Music
The Meaning of the Village
The answer is simple, really—so obvious that the harder you look for it, the more you work the problem, the easier it is for it to pass by unnoticed, hiding in plain sight. In the midst of a country that labels and commodifies every banal feeling and notion and sells it as culture, it is common to overlook the fact that music, every moment of intentional sound and listening, has meaning. The passion that musicians have for their craft and art—especially in once-dominant fields, like jazz and classical music, that were long ago shoved aside by pop styles—runs up against the frustration of small audiences and smaller incomes. With millions of people listening to and buying recordings, how does a symphony orchestra find a way to get people with little knowledge and no experience of their world, beyond a few Stanley Kubrick soundtracks, to buy tickets and sit patiently through a whole concert? Why, by giving them meaning, of course.
If that sounds deceptively simple, it’s because the Brooklyn Philharmonic’s Brooklyn Village program at Roulette on March 24 made it seem so. However hard it might have been for conductor Alan Pierson and the orchestra to find the particular meaning in each piece of music on the program and stitch them together into a coherent whole, the directness and clarity of each gesture made it seem the simplest thing in the world, and made the concert into a transformative event, far beyond what other orchestras have imagined.
This was a multimedia concert, but I’ll dispense with that aspect quickly because it was, relatively, of minor importance. The stage was surrounded by projected images of Brooklyn, as it is now, and as it has been seen in pictures, paintings, and maps. This display, from designer Laurie Olinder, was always interesting, attractive, and unobtrusive. It was also the background for the concert’s ingenious narrative, which began with Pierson stepping on stage in white tie and tails, introducing the music by pointing out how, in times of economic hardship, gathering together in such a way is a necessity. It quickly became clear that he was talking not about our times, but the 1869 financial crisis provoked by the infamous Jay Gould.
He then immediately led the orchestra in the scherzo movement from Beethoven’s Eroica symphony, continuing their movement-by-movement connection to the 1857 inaugural season, which began with the same piece. Music as well-known as this, or the Prelude to Aaron Copland’s Symphony No. 1, played after a reading of a letter written by the composer about Brooklyn and music, is the measure of the quality of this orchestra, which is increasingly impressive. The care and clarity of the Copland, and especially the way the musicians maintained a direction in the mostly hazy atmospherics of the piece, was involving, and the Beethoven playing was exciting. Pierson likes his Beethoven fast, and he’s good at it, keeping it fleet and quick but never rushed, firmly on its feet even for the most challenging syncopations.
This was the old music—the known music—and it was presented amidst a good quantity of new music. The Beethoven scherzo didn’t end but faded into a sampled, looped, electronic fog, from which Dianne Berkun led the Brooklyn Youth Chorus in the premiere of Sarah Kirkland Snider’s “Here,” a sensitive and affective setting of a poem by Nathaniel Bellows—a skillful composition built out of an ostinato and bright diatonic chords. Matthew Mehlan’s “Canvas,” another vocal piece, was the opposite, and the only bad work on the program; even with soprano soloist Lauren Worsham giving it everything she had, backed by a small boys’ chorus, it’s a mess. The text, from Royce Vavrek, might make some kind of pop song, and Mehlan sticks to choppy, short phrases, but the words are poorly scanned, and the piece is a clumsy jumble of styles, all badly written.

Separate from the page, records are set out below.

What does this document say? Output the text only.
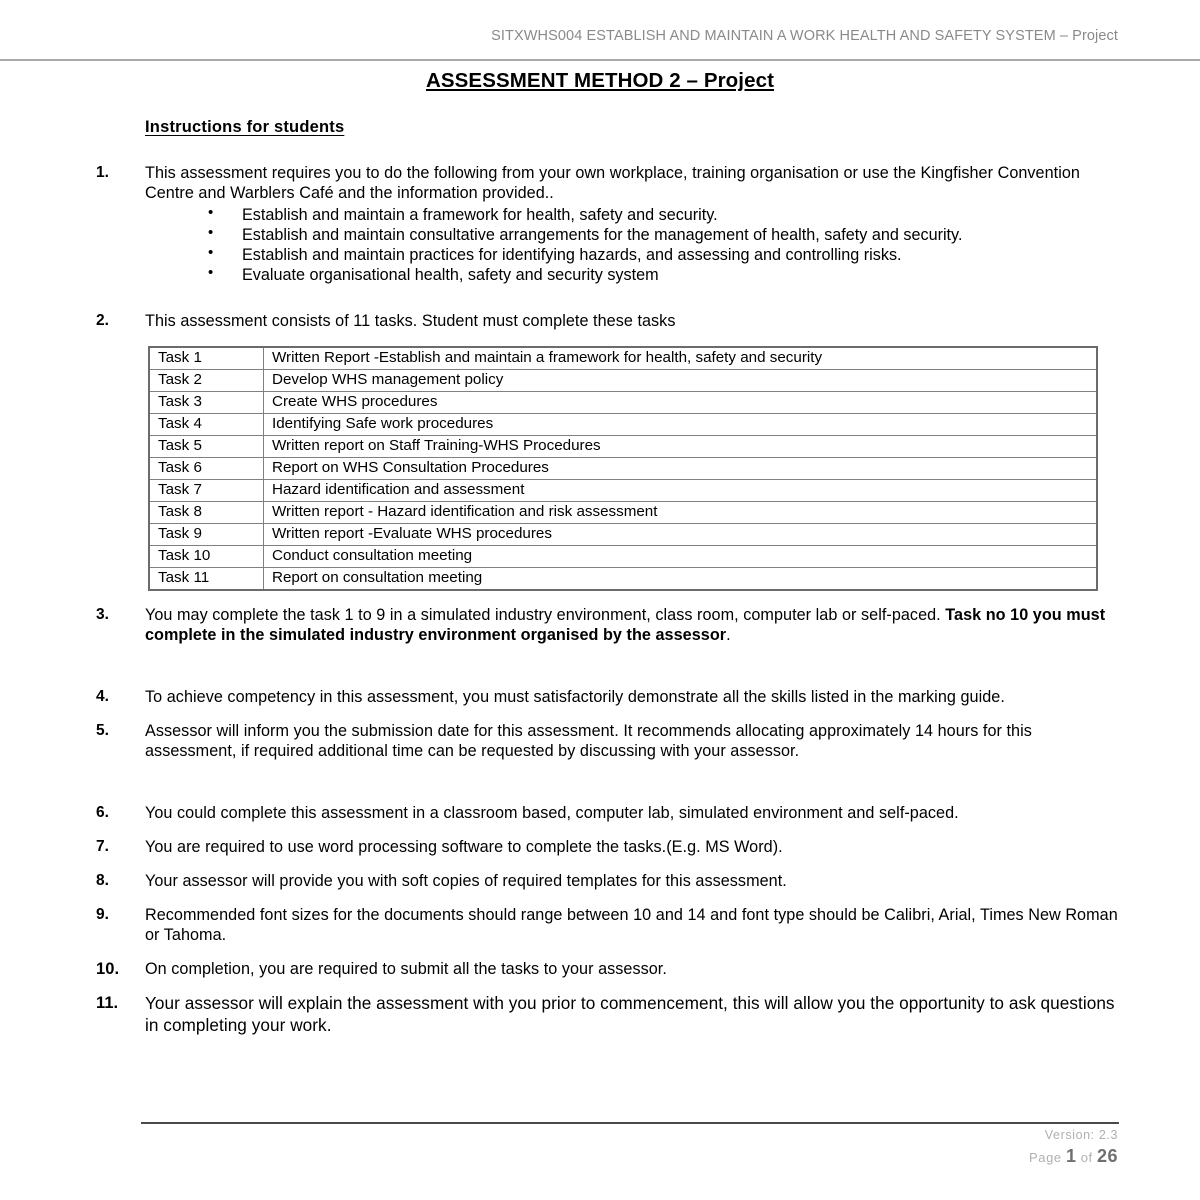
SITXWHS004 ESTABLISH AND MAINTAIN A WORK HEALTH AND SAFETY SYSTEM – Project
ASSESSMENT METHOD 2 – Project
Instructions for students
1. This assessment requires you to do the following from your own workplace, training organisation or use the Kingfisher Convention Centre and Warblers Café and the information provided..
• Establish and maintain a framework for health, safety and security.
• Establish and maintain consultative arrangements for the management of health, safety and security.
• Establish and maintain practices for identifying hazards, and assessing and controlling risks.
• Evaluate organisational health, safety and security system
2. This assessment consists of 11 tasks. Student must complete these tasks
Task 1	Written Report -Establish and maintain a framework for health, safety and security
Task 2	Develop WHS management policy
Task 3	Create WHS procedures
Task 4	Identifying Safe work procedures
Task 5	Written report on Staff Training-WHS Procedures
Task 6	Report on WHS Consultation Procedures
Task 7	Hazard identification and assessment
Task 8	Written report - Hazard identification and risk assessment
Task 9	Written report -Evaluate WHS procedures
Task 10	Conduct consultation meeting
Task 11	Report on consultation meeting
3. You may complete the task 1 to 9 in a simulated industry environment, class room, computer lab or self-paced. Task no 10 you must complete in the simulated industry environment organised by the assessor.
4. To achieve competency in this assessment, you must satisfactorily demonstrate all the skills listed in the marking guide.
5. Assessor will inform you the submission date for this assessment. It recommends allocating approximately 14 hours for this assessment, if required additional time can be requested by discussing with your assessor.
6. You could complete this assessment in a classroom based, computer lab, simulated environment and self-paced.
7. You are required to use word processing software to complete the tasks.(E.g. MS Word).
8. Your assessor will provide you with soft copies of required templates for this assessment.
9. Recommended font sizes for the documents should range between 10 and 14 and font type should be Calibri, Arial, Times New Roman or Tahoma.
10. On completion, you are required to submit all the tasks to your assessor.
11. Your assessor will explain the assessment with you prior to commencement, this will allow you the opportunity to ask questions in completing your work.
Version: 2.3
Page 1 of 26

There was brilliant playing of one of the stronger sections of Sufjan Stevens’s The BQE, “Movement VI. Isorhythmic Night Dance with Interchanges.” Then, as the intermission ended, a meeting of the parishioners of St. Ann’s church was brought to order. The church was about to be razed to make way for the construction of the Brooklyn Bridge, and the flock came together to sing the classic shape-note hymn “Idumea,” because they still had each other to sing with. Surrounding the audience, the young people of the chorus sang the ringing, rough-edged notes of the song, and after two verses of solfège, many of us found ourselves singing along. At the close, we witnessed the premiere of David T. Little’s “Am I Born,” with the musicians and chorus members joined by the excellent singer Mellissa Hughes. The piece combines Little’s virtues: a tough lyricism, strong structure, and a good helping of heavy rock aesthetic. The relentlessly minor-key composition touches on monotony at times, but the ruminative sense of both joy and regret in the lost history of the borough came through powerfully. The meaning of it was clear to all.